I was lucky enough that my clients wanted to share their results with their friends and family. They would talk about their training and encouraged their nearest and dearest to come see me. I’ll always be grateful to all those clients, staff members and friends who hooked me up with connections and new clients in the first place. Without them the journey would have taken a lot longer and been a heck of a lot harder. The great thing is most of those clients I still train to this day!

In 2006 I was ready to go it alone without the security of working as an employee. I founded Diligent Health, which was just me working for myself, as I’d dreamed. I now had more time to research, read, grow and practice what I’d learned, discovering what worked, what didn’t. Testing different approaches, continually refining my way of doing things, paying to learn from the best people I could find, to make sure I could get results for the clients I’d come to love working with.

In 2008 I started at another gym, Trinity Fitness, a smaller operation with a third of the foot-fall of the Esporta I’d worked at before. The personal training business had grown to a point where I had to take on two trainers, Tom Waite and Ivana Dodokova to help me service the clients we had.

Based on ideas from the industry’s best we started to rewrite the way we did personal training. We shifted to a semi-private model of training, where clients would book in groups of two to three rather than working with people on a one to one basis. Everyone could get the time slot they wanted and at the same time I noticed people stuck to their program and enjoyed the sessions more. There was a bigger support network, clients got to know each other, worked harder, and enjoy training more. Everyone still had their individualised programme, but two to three clients work out together with one trainer to supervise. It also meant training sessions were more cost effective for clients as they could share the cost of working with one of our trainers.

I realise now that I’ve been limiting the number of people I can help.  Until now you could only access my support and ideas by coming and training with me or one of my team.

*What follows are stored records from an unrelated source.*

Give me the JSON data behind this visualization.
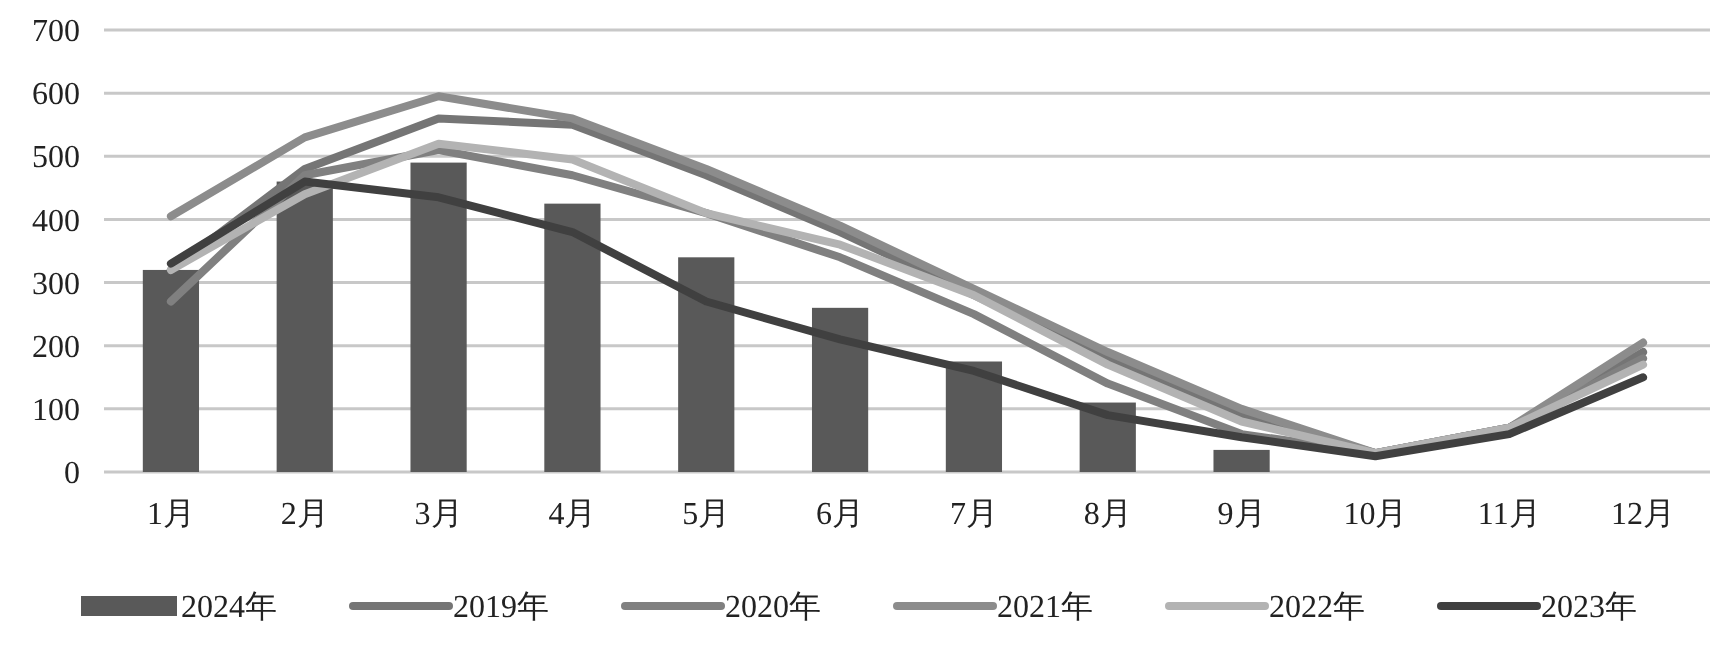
{
  "chart_data": {
    "type": "bar",
    "categories": [
      "1月",
      "2月",
      "3月",
      "4月",
      "5月",
      "6月",
      "7月",
      "8月",
      "9月",
      "10月",
      "11月",
      "12月"
    ],
    "series": [
      {
        "name": "2024年",
        "color": "#595959",
        "values": [
          320,
          460,
          490,
          425,
          340,
          260,
          175,
          110,
          35,
          null,
          null,
          null
        ]
      },
      {
        "name": "2019年",
        "type": "line",
        "color": "#757575",
        "values": [
          320,
          480,
          560,
          550,
          470,
          380,
          280,
          180,
          90,
          30,
          70,
          190
        ]
      },
      {
        "name": "2020年",
        "type": "line",
        "color": "#808080",
        "values": [
          270,
          470,
          510,
          470,
          410,
          340,
          250,
          140,
          60,
          30,
          70,
          180
        ]
      },
      {
        "name": "2021年",
        "type": "line",
        "color": "#8c8c8c",
        "values": [
          405,
          530,
          595,
          560,
          480,
          390,
          290,
          190,
          100,
          30,
          70,
          205
        ]
      },
      {
        "name": "2022年",
        "type": "line",
        "color": "#b3b3b3",
        "values": [
          320,
          440,
          520,
          495,
          410,
          360,
          280,
          170,
          80,
          30,
          70,
          170
        ]
      },
      {
        "name": "2023年",
        "type": "line",
        "color": "#404040",
        "values": [
          330,
          460,
          435,
          380,
          270,
          210,
          160,
          90,
          55,
          25,
          60,
          150
        ]
      }
    ],
    "ylim": [
      0,
      700
    ],
    "yticks": [
      0,
      100,
      200,
      300,
      400,
      500,
      600,
      700
    ],
    "grid": "y",
    "legend": "bottom",
    "marker": "none",
    "line_style": "solid"
  }
}
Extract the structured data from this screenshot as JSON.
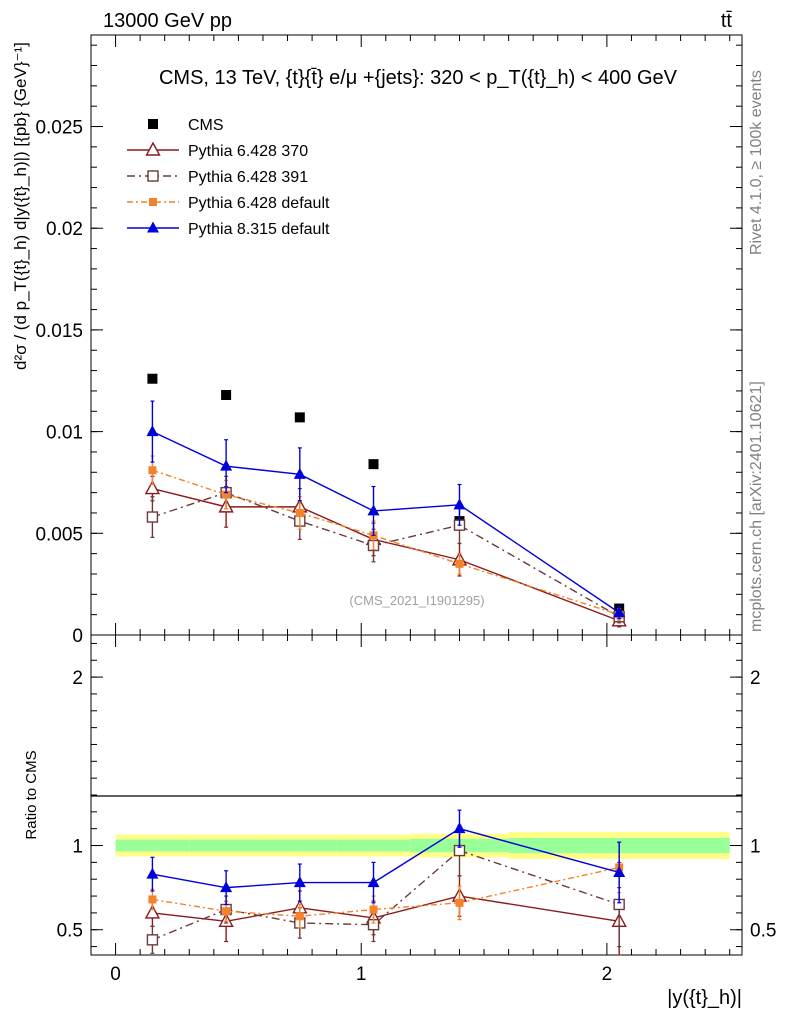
{
  "header": {
    "left": "13000 GeV pp",
    "right": "tt̄"
  },
  "side_labels": {
    "rivet": "Rivet 4.1.0, ≥ 100k events",
    "mcplots": "mcplots.cern.ch [arXiv:2401.10621]"
  },
  "colors": {
    "cms": "#000000",
    "p370": "#8b1a1a",
    "p391": "#6b3a3a",
    "p6def": "#f5822a",
    "p8def": "#0000dd",
    "band_inner": "#99ff99",
    "band_outer": "#ffff88"
  },
  "chart_data": [
    {
      "type": "line",
      "title": "CMS, 13 TeV, {t}{t̄} e/μ +{jets}: 320 <  p_T({t}_h) < 400 GeV",
      "ylabel": "d²σ / (d p_T({t}_h) d|y({t}_h)|)  [{pb} {GeV}⁻¹]",
      "xlabel": "|y({t}_h)|",
      "watermark": "(CMS_2021_I1901295)",
      "xlim": [
        -0.1,
        2.55
      ],
      "ylim": [
        0,
        0.0295
      ],
      "yticks": [
        {
          "v": 0,
          "label": "0"
        },
        {
          "v": 0.005,
          "label": "0.005"
        },
        {
          "v": 0.01,
          "label": "0.01"
        },
        {
          "v": 0.015,
          "label": "0.015"
        },
        {
          "v": 0.02,
          "label": "0.02"
        },
        {
          "v": 0.025,
          "label": "0.025"
        }
      ],
      "x": [
        0.15,
        0.45,
        0.75,
        1.05,
        1.4,
        2.05
      ],
      "series": [
        {
          "name": "CMS",
          "key": "cms",
          "marker": "square-filled",
          "dash": "none",
          "values": [
            0.0126,
            0.0118,
            0.0107,
            0.0084,
            0.0056,
            0.0013
          ],
          "errors": [
            0,
            0,
            0,
            0,
            0,
            0
          ]
        },
        {
          "name": "Pythia 6.428 370",
          "key": "p370",
          "marker": "triangle-open",
          "dash": "solid",
          "values": [
            0.0072,
            0.0063,
            0.0063,
            0.0047,
            0.0037,
            0.0007
          ],
          "errors": [
            0.0006,
            0.001,
            0.0009,
            0.0008,
            0.0008,
            0.0003
          ]
        },
        {
          "name": "Pythia 6.428 391",
          "key": "p391",
          "marker": "square-open",
          "dash": "dashdot",
          "values": [
            0.0058,
            0.007,
            0.0056,
            0.0044,
            0.0054,
            0.0009
          ],
          "errors": [
            0.001,
            0.0008,
            0.0009,
            0.0008,
            0.0009,
            0.0003
          ]
        },
        {
          "name": "Pythia 6.428 default",
          "key": "p6def",
          "marker": "square-small",
          "dash": "dashdot2",
          "values": [
            0.0081,
            0.0069,
            0.006,
            0.0049,
            0.0035,
            0.001
          ],
          "errors": [
            0.0007,
            0.0007,
            0.0008,
            0.0007,
            0.0005,
            0.0003
          ]
        },
        {
          "name": "Pythia 8.315 default",
          "key": "p8def",
          "marker": "triangle-filled",
          "dash": "solid",
          "values": [
            0.01,
            0.0083,
            0.0079,
            0.0061,
            0.0064,
            0.0011
          ],
          "errors": [
            0.0015,
            0.0013,
            0.0013,
            0.0012,
            0.001,
            0.0003
          ]
        }
      ]
    },
    {
      "type": "line",
      "title": "",
      "ylabel": "Ratio to CMS",
      "xlabel": "|y({t}_h)|",
      "xlim": [
        -0.1,
        2.55
      ],
      "ylim": [
        0.35,
        2.25
      ],
      "yticks": [
        {
          "v": 0.5,
          "label": "0.5"
        },
        {
          "v": 1,
          "label": "1"
        },
        {
          "v": 2,
          "label": "2"
        }
      ],
      "xticks": [
        {
          "v": 0,
          "label": "0"
        },
        {
          "v": 1,
          "label": "1"
        },
        {
          "v": 2,
          "label": "2"
        }
      ],
      "x": [
        0.15,
        0.45,
        0.75,
        1.05,
        1.4,
        2.05
      ],
      "bins": [
        0.0,
        0.3,
        0.6,
        0.9,
        1.2,
        1.6,
        2.5
      ],
      "band_inner_halfwidth": [
        0.035,
        0.035,
        0.035,
        0.035,
        0.04,
        0.045
      ],
      "band_outer_halfwidth": [
        0.065,
        0.065,
        0.065,
        0.065,
        0.07,
        0.08
      ],
      "series": [
        {
          "name": "Pythia 6.428 370",
          "key": "p370",
          "marker": "triangle-open",
          "dash": "solid",
          "values": [
            0.6,
            0.55,
            0.63,
            0.57,
            0.7,
            0.55
          ],
          "errors": [
            0.08,
            0.12,
            0.1,
            0.1,
            0.12,
            0.2
          ]
        },
        {
          "name": "Pythia 6.428 391",
          "key": "p391",
          "marker": "square-open",
          "dash": "dashdot",
          "values": [
            0.44,
            0.62,
            0.54,
            0.53,
            0.97,
            0.65
          ],
          "errors": [
            0.08,
            0.08,
            0.09,
            0.1,
            0.15,
            0.25
          ]
        },
        {
          "name": "Pythia 6.428 default",
          "key": "p6def",
          "marker": "square-small",
          "dash": "dashdot2",
          "values": [
            0.68,
            0.61,
            0.58,
            0.62,
            0.66,
            0.87
          ],
          "errors": [
            0.06,
            0.06,
            0.07,
            0.08,
            0.1,
            0.15
          ]
        },
        {
          "name": "Pythia 8.315 default",
          "key": "p8def",
          "marker": "triangle-filled",
          "dash": "solid",
          "values": [
            0.83,
            0.75,
            0.78,
            0.78,
            1.1,
            0.84
          ],
          "errors": [
            0.1,
            0.1,
            0.11,
            0.12,
            0.11,
            0.18
          ]
        }
      ]
    }
  ]
}
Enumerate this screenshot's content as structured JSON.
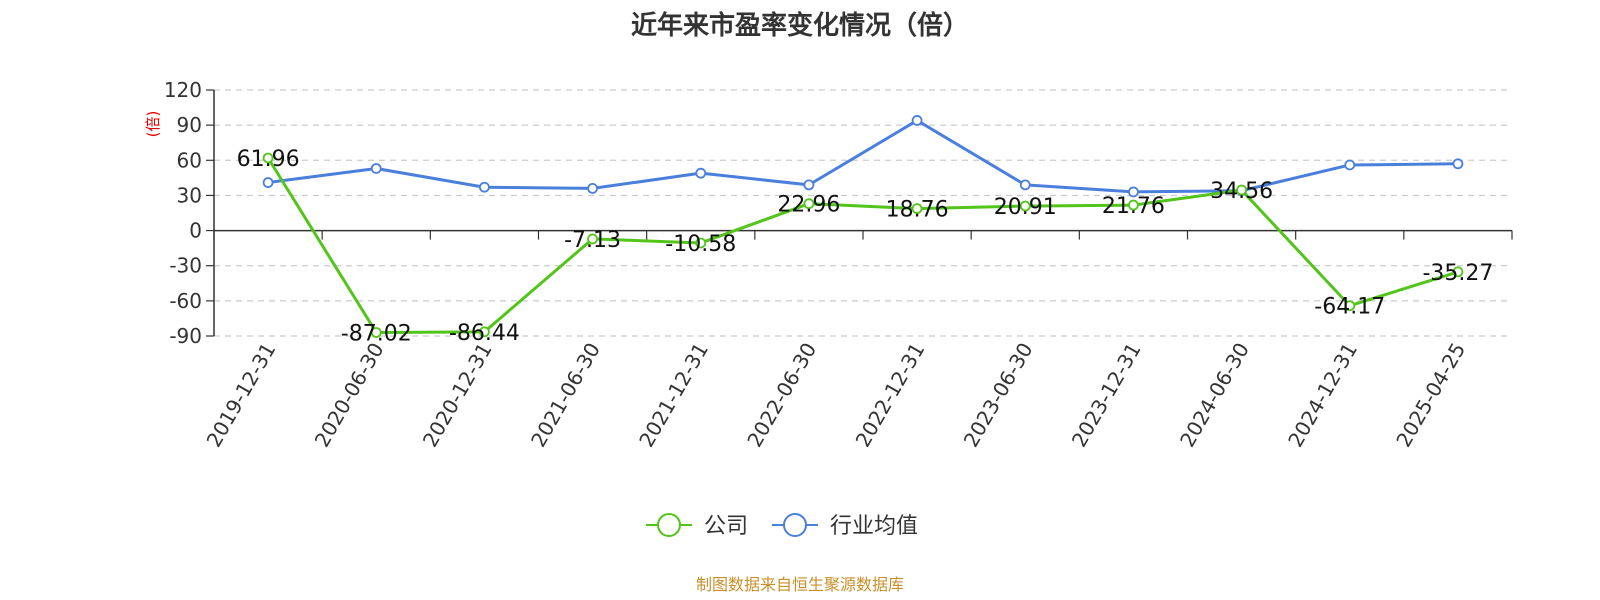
{
  "chart_data": {
    "type": "line",
    "title": "近年来市盈率变化情况（倍）",
    "ylabel": "(倍)",
    "categories": [
      "2019-12-31",
      "2020-06-30",
      "2020-12-31",
      "2021-06-30",
      "2021-12-31",
      "2022-06-30",
      "2022-12-31",
      "2023-06-30",
      "2023-12-31",
      "2024-06-30",
      "2024-12-31",
      "2025-04-25"
    ],
    "ylim": [
      -90,
      120
    ],
    "yticks": [
      120,
      90,
      60,
      30,
      0,
      -30,
      -60,
      -90
    ],
    "grid": true,
    "legend_position": "bottom-center",
    "series": [
      {
        "name": "公司",
        "color": "#52c41a",
        "values": [
          61.96,
          -87.02,
          -86.44,
          -7.13,
          -10.58,
          22.96,
          18.76,
          20.91,
          21.76,
          34.56,
          -64.17,
          -35.27
        ],
        "labels": [
          "61.96",
          "-87.02",
          "-86.44",
          "-7.13",
          "-10.58",
          "22.96",
          "18.76",
          "20.91",
          "21.76",
          "34.56",
          "-64.17",
          "-35.27"
        ]
      },
      {
        "name": "行业均值",
        "color": "#4a7fdc",
        "values": [
          41,
          53,
          37,
          36,
          49,
          39,
          94,
          39,
          33,
          34,
          56,
          57
        ]
      }
    ]
  },
  "source": "制图数据来自恒生聚源数据库"
}
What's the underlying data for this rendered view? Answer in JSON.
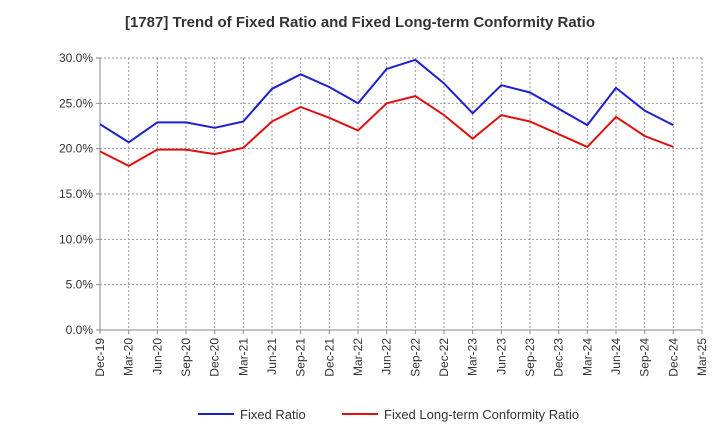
{
  "chart_data": {
    "type": "line",
    "title": "[1787]  Trend of Fixed Ratio and Fixed Long-term Conformity Ratio",
    "xlabel": "",
    "ylabel": "",
    "ylim": [
      0,
      30
    ],
    "yticks": [
      "0.0%",
      "5.0%",
      "10.0%",
      "15.0%",
      "20.0%",
      "25.0%",
      "30.0%"
    ],
    "x_tick_labels": [
      "Dec-19",
      "Mar-20",
      "Jun-20",
      "Sep-20",
      "Dec-20",
      "Mar-21",
      "Jun-21",
      "Sep-21",
      "Dec-21",
      "Mar-22",
      "Jun-22",
      "Sep-22",
      "Dec-22",
      "Mar-23",
      "Jun-23",
      "Sep-23",
      "Dec-23",
      "Mar-24",
      "Jun-24",
      "Sep-24",
      "Dec-24",
      "Mar-25"
    ],
    "x": [
      "Dec-19",
      "Mar-20",
      "Jun-20",
      "Sep-20",
      "Dec-20",
      "Mar-21",
      "Jun-21",
      "Sep-21",
      "Dec-21",
      "Mar-22",
      "Jun-22",
      "Sep-22",
      "Dec-22",
      "Mar-23",
      "Jun-23",
      "Sep-23",
      "Dec-23",
      "Mar-24",
      "Jun-24",
      "Sep-24",
      "Dec-24"
    ],
    "grid": true,
    "legend_position": "bottom",
    "series": [
      {
        "name": "Fixed Ratio",
        "color": "#1f1fd0",
        "values": [
          22.7,
          20.7,
          22.9,
          22.9,
          22.3,
          23.0,
          26.6,
          28.2,
          26.8,
          25.0,
          28.8,
          29.8,
          27.2,
          23.9,
          27.0,
          26.2,
          24.4,
          22.6,
          26.7,
          24.2,
          22.6
        ]
      },
      {
        "name": "Fixed Long-term Conformity Ratio",
        "color": "#e01010",
        "values": [
          19.7,
          18.1,
          19.9,
          19.9,
          19.4,
          20.1,
          23.0,
          24.6,
          23.4,
          22.0,
          25.0,
          25.8,
          23.7,
          21.1,
          23.7,
          23.0,
          21.6,
          20.2,
          23.5,
          21.4,
          20.2
        ]
      }
    ]
  }
}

So this is what the blog’s all about. It’s for everyone who wants to get results from their time spent exercising, but doesn’t have direct access to me. Maybe you live far away, maybe you’d rather not spend a load of money on a trainer or just straight up don’t have the time and flexibility to book regular appointments.

So, if you’ll have me I’d like to act as your virtual trainer. To teach you how to do it yourself, give the tools to do it, and the inspiration to stick with it.

So, I ask you to read, enjoy and most importantly use the ideas I want to share with you here to help you build your confidence and get you to just feel good!